Hace un tiempo tuve una conversación con una voluntaria del programa de acogida Hospitalaris que en ese momento yo estaba coordinando. Se trata de una madre de familia (matrimonio con tres hijos pequeños) que llevan más de tres meses acogiendo en su casa a una mujer refugiada con sus niños de 4 y 8 años. Para mí el testimonio de este matrimonio, por su acogida y dedicación, está siendo realmente ejemplar. No sólo ha supuesto hacer espacio en casa y dar de comer a tres personas más, sino que también han dedicado horas y preocupaciones en hacerles sentir bienvenidos y en ayudarnos a gestionar muchas de las necesidades administrativas y sociales que tienen. Por ejemplo: han sido esenciales en el conseguir escolarizar y encontrar colegio para los niños, les han acompañado a diferentes citas y entrevistas para ayudarles a comprender la lengua, les ha tocado ir con ellos a urgencias tantas veces como han necesitado debido a los problemas de salud que arrastran por la situación que les ha tocado vivir los últimos años…
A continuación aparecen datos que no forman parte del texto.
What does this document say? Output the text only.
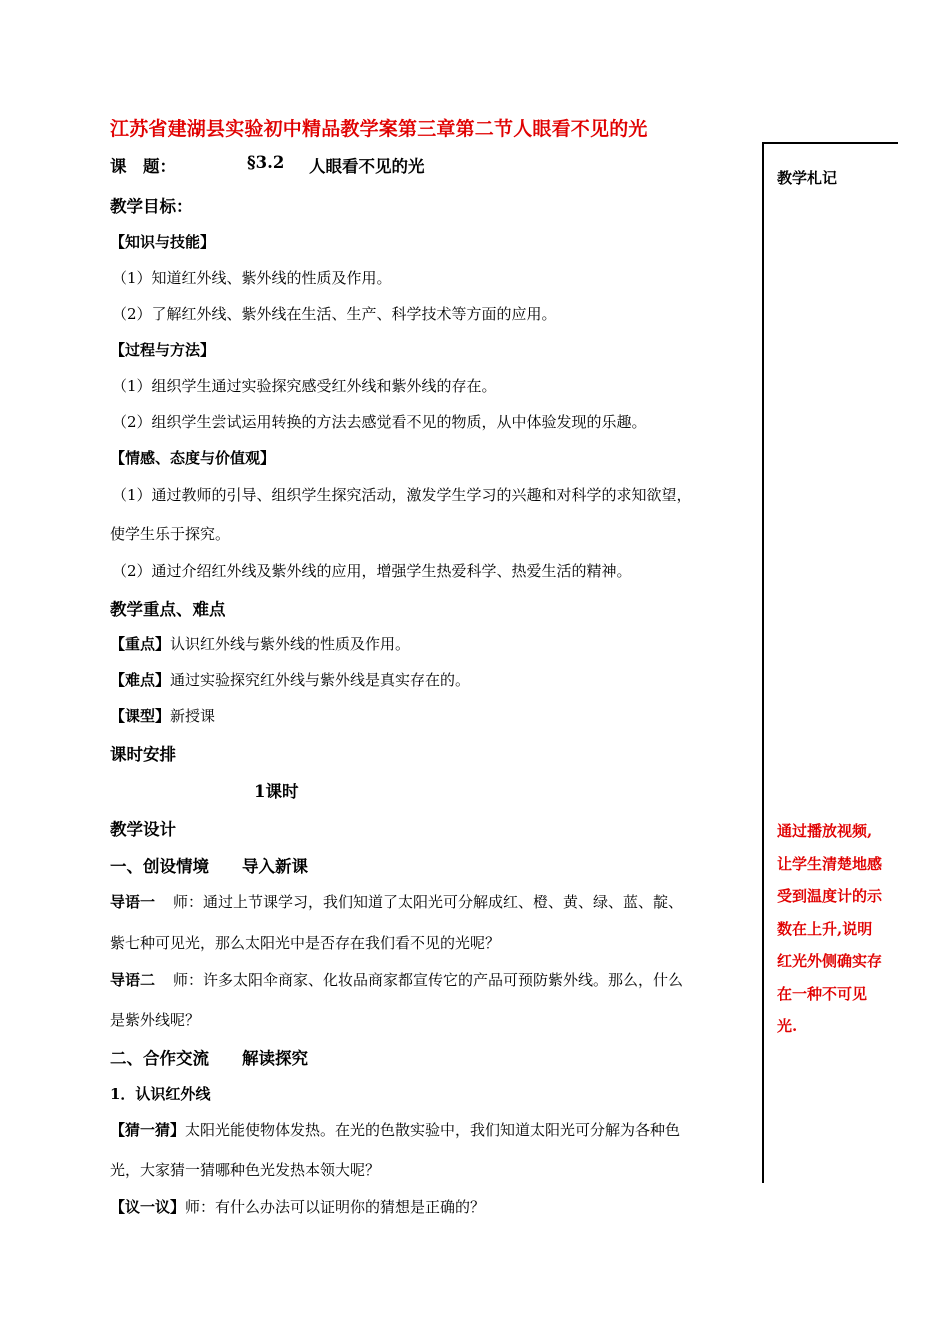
江苏省建湖县实验初中精品教学案第三章第二节人眼看不见的光
教学札记
课　题：	§3.2 人眼看不见的光
教学目标：
【知识与技能】
（1）知道红外线、紫外线的性质及作用。
（2）了解红外线、紫外线在生活、生产、科学技术等方面的应用。
【过程与方法】
（1）组织学生通过实验探究感受红外线和紫外线的存在。
（2）组织学生尝试运用转换的方法去感觉看不见的物质，从中体验发现的乐趣。
【情感、态度与价值观】
（1）通过教师的引导、组织学生探究活动，激发学生学习的兴趣和对科学的求知欲望，
使学生乐于探究。
（2）通过介绍红外线及紫外线的应用，增强学生热爱科学、热爱生活的精神。
教学重点、难点
【重点】认识红外线与紫外线的性质及作用。
【难点】通过实验探究红外线与紫外线是真实存在的。
【课型】新授课
课时安排
1课时
教学设计
一、创设情境　　导入新课
导语一 师：通过上节课学习，我们知道了太阳光可分解成红、橙、黄、绿、蓝、靛、
紫七种可见光，那么太阳光中是否存在我们看不见的光呢？
导语二 师：许多太阳伞商家、化妆品商家都宣传它的产品可预防紫外线。那么，什么
是紫外线呢？
二、合作交流　　解读探究
1．认识红外线
【猜一猜】太阳光能使物体发热。在光的色散实验中，我们知道太阳光可分解为各种色
光，大家猜一猜哪种色光发热本领大呢？
【议一议】师：有什么办法可以证明你的猜想是正确的？
通过播放视频,
让学生清楚地感
受到温度计的示
数在上升,说明
红光外侧确实存
在一种不可见
光.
En dicha conversación esta mujer me contaba cómo esta experiencia de acogida les estaba cambiando la vida, y cómo el acompañar y gestionar tantas cuestiones sociales y necesidades de la familia le llevaba a replantearse su carrera profesional. Dedicada por un par de décadas a trabajar en el mundo de la abogacía durante horas y horas diarias en un importante bufete, había conseguido alcanzar la dirección de un departamento. Sin embargo, la experiencia vivida durante últimos meses estaba alimentando su fe y despertando un grito que llamaba a que su vida laboral tuviese en cuenta las muchas necesidades y problemas que atañen a tantas personas en nuestras ciudades. A pesar de su éxito profesional, de su estabilidad y de ser madre de tres hijos todavía pequeños, ella lo planteaban como un cambio profesional dejando su trabajo y dedicándose a algo «más social».

No puedo negar que su confesión me impresionó y, de alguna manera, me alegró. Pero también me hizo pensar en la manera en que nuestra fe nos pide una vida acorde con la lucha por la justicia y con el servicio a los últimos, y cómo esta exigencia se encarna en nuestras vidas. Porque no puede ser que nuestro compromiso cristiano pase, inevitablemente, por llevar a cabo sólo un puñado de trabajos determinados. Toda realidad está impregnada de semillas de Evangelio, y toda labor realizada «por Cristo, con Él y en Él» es portadora de Salvación.

Creo que no nos la jugamos en el hacer un trabajo u otro, tampoco si entre medias de mis tareas cotidianas hay un espacio o tiempo para dedicar a los últimos –eso podría no ser más que un parche para calmar mi conciencia– sino que lo que está en juego es si en mis tareas, trabajos, ocio, relaciones, etc., mi corazón está orientado hacia Aquel que a todo da sentido. Hacer mi trabajo de manera distinta –más justa, más atenta en defender y servir a los últimos– pero sin necesidad de cambiar mi tarea concreta: así una abogada, como una arquitecta o una profesora, puede encarnar en su día a día ese compromiso por la justicia que brota de la fe. Me viene a la cabeza el ejemplo de amigo ingeniero, que se dedica a la investigación, que vive con profunda vocación su tarea investigadora sintiéndose llamado a que sus horas de trabajo y estudio sirvan para promover usos y consumos energéticos que ayuden al cuidado de la casa común.

Esto no quita que, evidentemente, algunos encuentren su vocación en dichas tareas “más sociales”; pero en esta diversidad de dones y carismas que constituye la Iglesia, no importa tanto los trabajos en sí, sino el cómo los hacemos y hacia dónde camina nuestra acción. Ojalá aprendamos a tener como horizonte en nuestra tarea diaria -sea la que sea y donde sea- el ayudar a construir ese Reino de Dios donde nadie estará excluido y a nadie le falte de nada.